Dalam kegelisahan Pelangi berjalan dengan tergesa-gesa, bingung dengan alamatnya sendiri. Pasalnya ini hari pertama dirinya pergi keluar sendiri dengan jarak sejauh ini. Pelangi berjalan keluar dari rumah sakit, dirinya kini berdiri di tepi jalan. Matanya liar, melihat sisi jalan ke kanan dan ke kiri. Mengamati pengendara jalan yang tengah berlalu lalang, namun tidak ada satu pun taksi yang berhasil dirinya berhentikan. Karena sedari tadi semua taksi yang ia stop dengan melambaikan tangannya ke sisi jalan. Namun, semua taksi yang ia lihat, hanya melewatinya saja. Mungkin ini jam padat dan sibuk, membuat Pelangi semakin lama berada di luar dan itu membuat Sherly mengumpat dan menyumpah serapah di rumah.
"Bagaimana ini? pasti tante akan marah besar," pikirnya dengan bingung sambil matanya terus mengamati pengendara yang beralalu lalang.

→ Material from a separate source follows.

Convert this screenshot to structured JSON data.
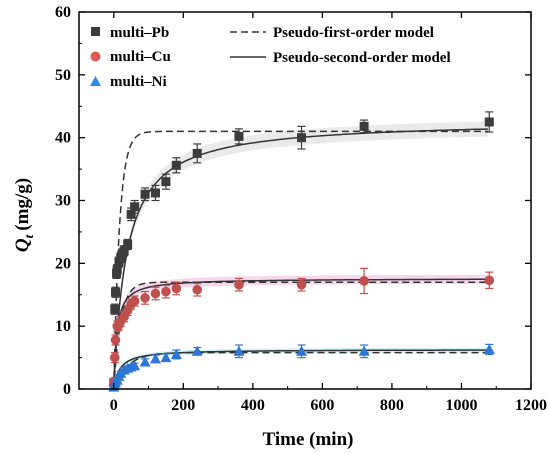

Pelangi mengambil ponsel dalam sakunya, berniat mendownload aplikasih ojek online. "Aduh, apes banget sih.., pake acara mati segala, pasti tante makin marah ini?" umpatnya saat melihat ponselnya hanya berlayar gelap. Tidak ada sedikitpun pencahayaan di dalamnya.
Dengan berdecak pinggang, Pelangi kembali fokus pada jalanan, sungguh dirinya tidak tahu harus melakukan apa saat ini hingga tiba dengan segera di rumahnya.
Sebuah mobil sedan berwarna silver tengah menghampirinya, dan membuka pintu kacanya, "Hai cantik sendiri aja, mau kemana?" tanya pria yang berada di dalam mobil itu. Pelangipun mengabaikannya, tidak berniat sedikitpun untuk menoleh pada sumber suara.
"Sombong banget sih?" tanya pria itu kembali, membuat Pelangi melangkah, menjauh dari mobil itu. Namun, justru mobil itu terus mengikuti setiap pergerakan Pelangi.
"Jangan sombong begitulah, sini om temani?" godanya kembali membuat Pelangi ketakutan, sungguh ini pengalaman pertamanya di luar dan di goda oleh pria hidung belang, sepertinya begitu ungkapan yang pas untuk pria di dalam mobil sedan itu.
Pelangipun berlari, dengan langkah kaki yang begitu cepat, seperti tengah maraton. Sekuat dan semampunya dirinya terus berlari, hingga tidak tahu saat ini dirinya tengah berada di mana. Namun pria yang menggodainya itu tidak menyerah dan terus mengejarnya, bahkan di ketahui Pelangi kalau pria itu tidak sendiri, yang kini sudah keluar dari mobilnya untuk mencari keberadaan Pelangi.